121IN - Putting Drugs at Work Against Brain Metastases in Her2 Positive BC: Results of the Landscape Trial

Abstract

ABSTRACT Background Brain metastases (BM) occur in 30 to 50% of metastatic breast cancers (MBC) overexpressing HER2. In case of diffuse BM, current treatment is primarily based on whole brain radiotherapy (WBRT). Few systemic options are available. Lapatinib (L) has shown some activity in association with capecitabine (C) after previous WBRT. The LANDSCAPE study assessed the efficacy of the association before any local treatment. Methods Eligible pts had HER2+ MBC with BM not previously treated with WBRT, C or L. They received lapatinib 1,250 mg once daily and oral capecitabine 2,000 mg/m2 from day 1 to day 14, every 21 days.
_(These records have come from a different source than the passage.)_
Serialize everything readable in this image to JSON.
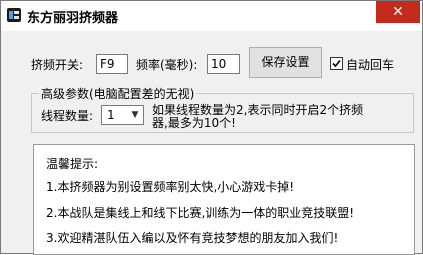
{
  "window": {
    "title": "东方丽羽挤频器",
    "close_symbol": "✕"
  },
  "controls": {
    "toggle_label": "挤频开关:",
    "toggle_key_value": "F9",
    "freq_label": "频率(毫秒):",
    "freq_value": "10",
    "save_button": "保存设置",
    "auto_return_label": "自动回车",
    "auto_return_checked": true
  },
  "advanced": {
    "legend": "高级参数(电脑配置差的无视)",
    "thread_label": "线程数量:",
    "thread_value": "1",
    "note_line1": "如果线程数量为2,表示同时开启2个挤频",
    "note_line2": "器,最多为10个!"
  },
  "tips": {
    "title": "温馨提示:",
    "items": [
      "1.本挤频器为别设置频率别太快,小心游戏卡掉!",
      "2.本战队是集线上和线下比赛,训练为一体的职业竞技联盟!",
      "3.欢迎精湛队伍入编以及怀有竞技梦想的朋友加入我们!"
    ]
  },
  "colors": {
    "close_button": "#c42b1c",
    "window_bg": "#f0f0f0"
  }
}
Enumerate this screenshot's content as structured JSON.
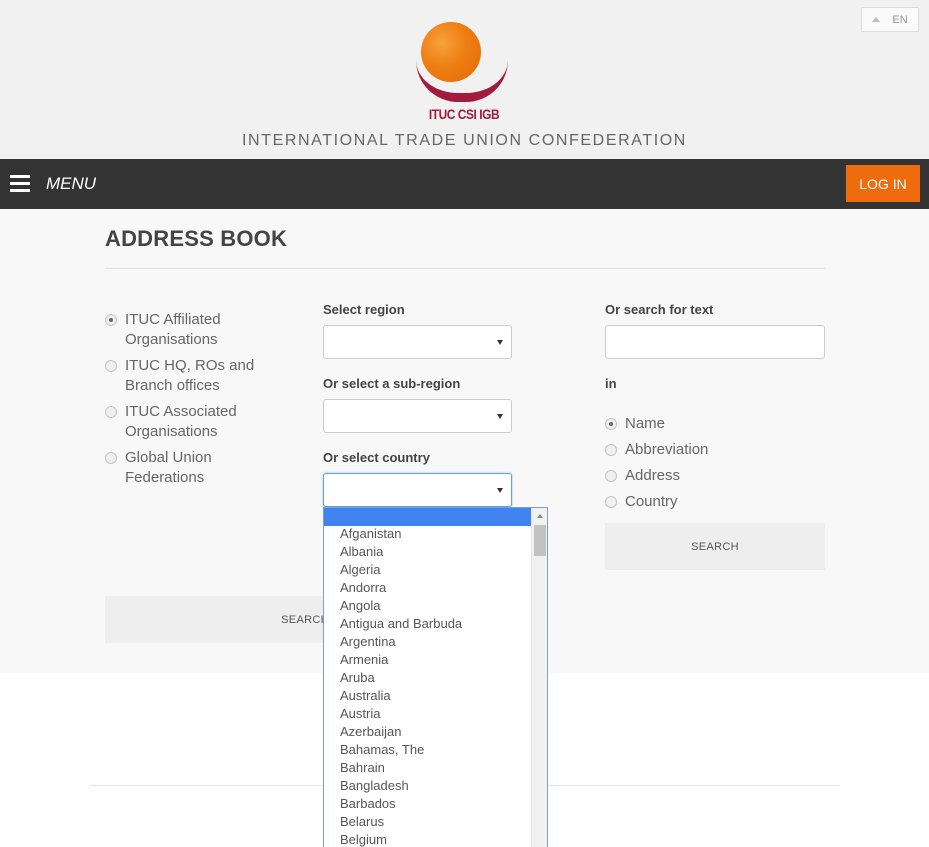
{
  "header": {
    "lang_label": "EN",
    "logo_text": "ITUC CSI IGB",
    "org_name": "INTERNATIONAL TRADE UNION CONFEDERATION"
  },
  "nav": {
    "menu_label": "MENU",
    "login_label": "LOG IN"
  },
  "page": {
    "title": "ADDRESS BOOK"
  },
  "org_types": [
    {
      "label": "ITUC Affiliated Organisations",
      "checked": true
    },
    {
      "label": "ITUC HQ, ROs and Branch offices",
      "checked": false
    },
    {
      "label": "ITUC Associated Organisations",
      "checked": false
    },
    {
      "label": "Global Union Federations",
      "checked": false
    }
  ],
  "filters": {
    "region_label": "Select region",
    "region_value": "",
    "subregion_label": "Or select a sub-region",
    "subregion_value": "",
    "country_label": "Or select country",
    "country_value": ""
  },
  "text_search": {
    "label": "Or search for text",
    "value": "",
    "in_label": "in",
    "fields": [
      {
        "label": "Name",
        "checked": true
      },
      {
        "label": "Abbreviation",
        "checked": false
      },
      {
        "label": "Address",
        "checked": false
      },
      {
        "label": "Country",
        "checked": false
      }
    ],
    "search_label": "SEARCH"
  },
  "left_search_label": "SEARCH",
  "country_options": [
    "",
    "Afganistan",
    "Albania",
    "Algeria",
    "Andorra",
    "Angola",
    "Antigua and Barbuda",
    "Argentina",
    "Armenia",
    "Aruba",
    "Australia",
    "Austria",
    "Azerbaijan",
    "Bahamas, The",
    "Bahrain",
    "Bangladesh",
    "Barbados",
    "Belarus",
    "Belgium"
  ],
  "colors": {
    "accent_orange": "#ef6c0e",
    "nav_bg": "#333333",
    "logo_red": "#a21a3c",
    "highlight_blue": "#3f84f1"
  }
}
The primary endpoint was the rate of central nervous system objective responses (CNS-OR) defined as a ≥50% volumetric reduction of CNS lesions in the absence of all the following: increasing steroid use, progressive neurologic symptoms, or progressive extra-CNS disease. Secondary endpoints included time to progression (TTP), time to WBRT, and toxicity. Findings From April 2009 to August 2010, forty-five patients were included in the study. 44 patients were evaluable for efficacy, with a median follow-up of 21.2 months (range 2.2-27.6).The CNS-OR rate was 67.4% (95% CI: 51.5%-80.9%). Thirty-seven patients (86%) exhibited a reduction in tumor volume. Median time to progression was 5.5 months (95% CI: 4.3-6). At the time of analysis, 81.8% of patients had received brain radiotherapy, median time to radiotherapy was 8.3 months (95% CI: 5.4-9.1). Most adverse events (AE) were grade 1-2 as already reported for this association, 22 patients (49%) experienced grade 3 or 4 treatment related toxicity and 14 patients presented at least one SAE; treatment was discontinued due to toxicity in 4 pts Interpretation The association of L and C is effective in the treatment of BM of HER2 positive BC. Our data suggest that this regimen might be used right away at diagnosis of BM. This approach might change the management of selected patients with BM, allowing a delayed WBRT. This strategy deserves further evaluation to confirm the clinical benefits for patients in terms of survival, cognitive functions and quality of life. We are currently planning such a randomized clinical trial. Disclosure T. Bachelot: GSK: Board member Travel accommodation Reaserch grant, M. Campone: GSK: Board Member, V. Dieras: GSK: Board Member. All other authors have declared no conflicts of interest.